In un’intercettazione allegata agli atti inoltre, Romano dice all’allora sindaco Conte di fargli da sponsor presso Landolfi per ottenere il posto da assessore. La vicenda si intreccia con un’altra avvenuta sempre in quel periodo, quella delle dimissioni di un’altra consigliera comunale di Mondragone, legata ai clan di camorra, la cui presenza in Consiglio aveva portato all’arrivo della Commissione d’Accesso che doveva decidere se sciogliere Mondragone per infiltrazioni mafiose. La D’Agostino si dimise facendo entrare il primo dei non eletti che era dell’opposizione, così fece anche Romano facendo entrare in assise un nuovo consigliere che invece si sistemò in maggioranza e aiutò Conte.

Lo scioglimento alla fine fu evitato e furono evitate ripercussioni sul Consorzio rifiuti formato dai Comuni, la cui maggioranza, grazie proprio a Mondragone, era di centro-destra. Valente ha raccontato che fu “Lorenzo Diana (ex senatore e deputato di Ds e Pd e volto noto dell’Antimafia ora indagato per reati di camorra, ndr) a premere presso la prefettura di Caserta perché sciogliesse Mondragone. Ciò avrebbe avuto ripercussioni sul Consorzio, così chiesi a Cosentino e Landolfi di parlare con il prefetto”.

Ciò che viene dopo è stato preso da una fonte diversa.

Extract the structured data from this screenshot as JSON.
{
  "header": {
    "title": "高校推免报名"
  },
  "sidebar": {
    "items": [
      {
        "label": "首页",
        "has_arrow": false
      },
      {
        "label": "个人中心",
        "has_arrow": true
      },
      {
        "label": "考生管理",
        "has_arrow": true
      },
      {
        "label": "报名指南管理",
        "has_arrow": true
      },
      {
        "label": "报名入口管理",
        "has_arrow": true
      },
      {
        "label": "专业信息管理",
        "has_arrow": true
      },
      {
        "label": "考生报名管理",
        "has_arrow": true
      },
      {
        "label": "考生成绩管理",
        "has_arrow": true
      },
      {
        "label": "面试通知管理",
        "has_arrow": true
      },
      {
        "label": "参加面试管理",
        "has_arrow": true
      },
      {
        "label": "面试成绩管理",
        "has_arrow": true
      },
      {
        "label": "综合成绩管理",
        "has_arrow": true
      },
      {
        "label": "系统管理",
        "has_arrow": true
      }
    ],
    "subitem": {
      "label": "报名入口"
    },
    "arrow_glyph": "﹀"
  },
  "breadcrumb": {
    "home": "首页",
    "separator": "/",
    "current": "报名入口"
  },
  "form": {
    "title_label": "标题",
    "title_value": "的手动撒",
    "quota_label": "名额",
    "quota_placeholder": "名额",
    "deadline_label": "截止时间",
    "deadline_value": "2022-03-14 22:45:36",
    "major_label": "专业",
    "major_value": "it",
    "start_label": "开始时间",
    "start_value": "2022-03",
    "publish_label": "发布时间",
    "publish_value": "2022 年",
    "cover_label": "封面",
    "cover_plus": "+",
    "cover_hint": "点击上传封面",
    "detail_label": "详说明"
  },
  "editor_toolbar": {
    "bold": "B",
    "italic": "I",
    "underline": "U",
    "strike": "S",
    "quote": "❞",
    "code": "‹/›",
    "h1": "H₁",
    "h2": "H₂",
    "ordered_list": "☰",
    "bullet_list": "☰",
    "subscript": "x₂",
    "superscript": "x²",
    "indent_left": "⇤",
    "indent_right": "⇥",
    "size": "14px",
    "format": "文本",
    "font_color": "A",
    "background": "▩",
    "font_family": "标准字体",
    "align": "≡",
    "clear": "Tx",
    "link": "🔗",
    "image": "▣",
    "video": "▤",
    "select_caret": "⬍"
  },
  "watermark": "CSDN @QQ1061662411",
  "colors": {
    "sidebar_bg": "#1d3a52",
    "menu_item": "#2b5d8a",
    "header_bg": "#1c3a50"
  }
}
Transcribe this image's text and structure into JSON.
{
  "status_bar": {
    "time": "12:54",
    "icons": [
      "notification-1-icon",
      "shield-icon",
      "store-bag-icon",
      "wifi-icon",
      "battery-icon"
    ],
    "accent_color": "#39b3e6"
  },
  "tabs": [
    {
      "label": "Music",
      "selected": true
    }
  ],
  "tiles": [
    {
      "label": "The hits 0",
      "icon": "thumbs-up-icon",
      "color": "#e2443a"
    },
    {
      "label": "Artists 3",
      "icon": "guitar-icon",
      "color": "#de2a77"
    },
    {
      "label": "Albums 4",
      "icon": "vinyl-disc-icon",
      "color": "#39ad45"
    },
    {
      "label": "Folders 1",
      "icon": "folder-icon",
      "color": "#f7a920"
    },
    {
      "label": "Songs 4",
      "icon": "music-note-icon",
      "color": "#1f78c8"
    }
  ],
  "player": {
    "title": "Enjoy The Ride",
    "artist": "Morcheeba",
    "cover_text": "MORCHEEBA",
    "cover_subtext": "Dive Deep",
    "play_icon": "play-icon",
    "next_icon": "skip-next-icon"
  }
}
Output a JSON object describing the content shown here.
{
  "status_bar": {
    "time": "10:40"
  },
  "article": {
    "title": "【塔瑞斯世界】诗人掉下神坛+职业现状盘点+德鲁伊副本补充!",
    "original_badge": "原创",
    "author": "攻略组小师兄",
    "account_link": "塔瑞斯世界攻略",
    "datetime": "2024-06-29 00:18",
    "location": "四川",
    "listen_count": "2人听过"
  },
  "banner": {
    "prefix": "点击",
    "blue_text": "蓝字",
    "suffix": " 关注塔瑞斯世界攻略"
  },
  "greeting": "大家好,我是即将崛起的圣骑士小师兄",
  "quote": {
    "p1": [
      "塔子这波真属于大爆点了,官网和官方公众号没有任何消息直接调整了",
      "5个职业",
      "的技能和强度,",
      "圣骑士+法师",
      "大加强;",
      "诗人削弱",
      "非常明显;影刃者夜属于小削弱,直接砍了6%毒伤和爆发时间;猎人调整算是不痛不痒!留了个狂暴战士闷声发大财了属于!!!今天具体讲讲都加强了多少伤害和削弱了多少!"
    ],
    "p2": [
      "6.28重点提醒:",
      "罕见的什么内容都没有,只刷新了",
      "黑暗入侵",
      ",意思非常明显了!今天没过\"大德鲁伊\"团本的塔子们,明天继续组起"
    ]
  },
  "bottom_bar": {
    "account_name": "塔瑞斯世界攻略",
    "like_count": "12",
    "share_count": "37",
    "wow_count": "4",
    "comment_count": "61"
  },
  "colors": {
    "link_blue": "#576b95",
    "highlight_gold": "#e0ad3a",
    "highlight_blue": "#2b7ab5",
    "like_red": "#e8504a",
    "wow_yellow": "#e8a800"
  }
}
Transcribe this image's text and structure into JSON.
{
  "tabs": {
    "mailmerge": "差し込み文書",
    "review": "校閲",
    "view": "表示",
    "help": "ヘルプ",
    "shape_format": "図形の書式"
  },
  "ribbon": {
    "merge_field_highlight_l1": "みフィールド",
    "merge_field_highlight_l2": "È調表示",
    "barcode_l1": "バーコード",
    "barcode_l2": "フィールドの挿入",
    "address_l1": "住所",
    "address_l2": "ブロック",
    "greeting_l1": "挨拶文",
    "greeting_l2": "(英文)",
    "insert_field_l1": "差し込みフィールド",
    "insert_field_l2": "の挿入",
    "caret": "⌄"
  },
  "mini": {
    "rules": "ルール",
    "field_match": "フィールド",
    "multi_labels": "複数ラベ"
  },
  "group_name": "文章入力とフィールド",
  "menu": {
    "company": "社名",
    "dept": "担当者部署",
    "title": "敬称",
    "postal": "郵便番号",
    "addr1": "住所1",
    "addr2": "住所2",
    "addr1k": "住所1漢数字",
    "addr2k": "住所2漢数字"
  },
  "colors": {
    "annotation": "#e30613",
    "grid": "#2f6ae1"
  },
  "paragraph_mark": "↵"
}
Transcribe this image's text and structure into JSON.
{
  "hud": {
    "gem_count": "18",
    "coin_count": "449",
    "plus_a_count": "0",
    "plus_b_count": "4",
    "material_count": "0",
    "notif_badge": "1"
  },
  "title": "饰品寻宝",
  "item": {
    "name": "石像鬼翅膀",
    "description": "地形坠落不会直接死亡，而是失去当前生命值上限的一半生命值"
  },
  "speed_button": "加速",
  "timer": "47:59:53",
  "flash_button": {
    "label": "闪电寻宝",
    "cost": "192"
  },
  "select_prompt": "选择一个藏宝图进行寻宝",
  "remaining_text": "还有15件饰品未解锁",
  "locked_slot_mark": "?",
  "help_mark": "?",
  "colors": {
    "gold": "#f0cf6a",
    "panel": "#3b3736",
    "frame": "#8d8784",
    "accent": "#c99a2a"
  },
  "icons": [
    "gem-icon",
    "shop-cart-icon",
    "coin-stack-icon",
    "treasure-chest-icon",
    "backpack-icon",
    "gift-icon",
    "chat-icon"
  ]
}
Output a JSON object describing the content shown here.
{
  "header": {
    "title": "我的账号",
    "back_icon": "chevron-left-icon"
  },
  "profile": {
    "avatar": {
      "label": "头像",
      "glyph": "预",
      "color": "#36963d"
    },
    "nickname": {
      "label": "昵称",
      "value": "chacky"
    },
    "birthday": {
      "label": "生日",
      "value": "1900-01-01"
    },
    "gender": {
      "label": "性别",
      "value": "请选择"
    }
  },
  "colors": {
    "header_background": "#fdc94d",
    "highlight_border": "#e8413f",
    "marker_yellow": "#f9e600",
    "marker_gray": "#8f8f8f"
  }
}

I due parlamentari incontrarono in effetti l’allora prefetto Schilardi, lo stesso Lanfolfi lo ha confermato in un interrogatorio, precisando che “si trattò solo di un intervento di carattere politico”. Dalla deposizione è poi emerso che il legale politico tra Valente e Landolfi non fosse così forte. “Io ero in Forza Italia ed era Cosentino il mio referente a livello provinciale – ha racconto Valente rispondendo alle domande del legale di Landolfi, Michele Sarno – con Landolfi mi rapportavo per questioni locali”.

Valente ha però spiegato che fu Cosentino a chiedergli “di candidarmi per le Regionali, ma che dopo pochi giorni mi disse che non ero più candidato. Seppi che sul mio nome c’era stato il veto anche di Landolfi che temeva la mia ascesa politica a Mondragone, e che in un pezzo di giornale scrisse che dovevo prima dimettermi da presidente del Ce4 e poi candidarmi”.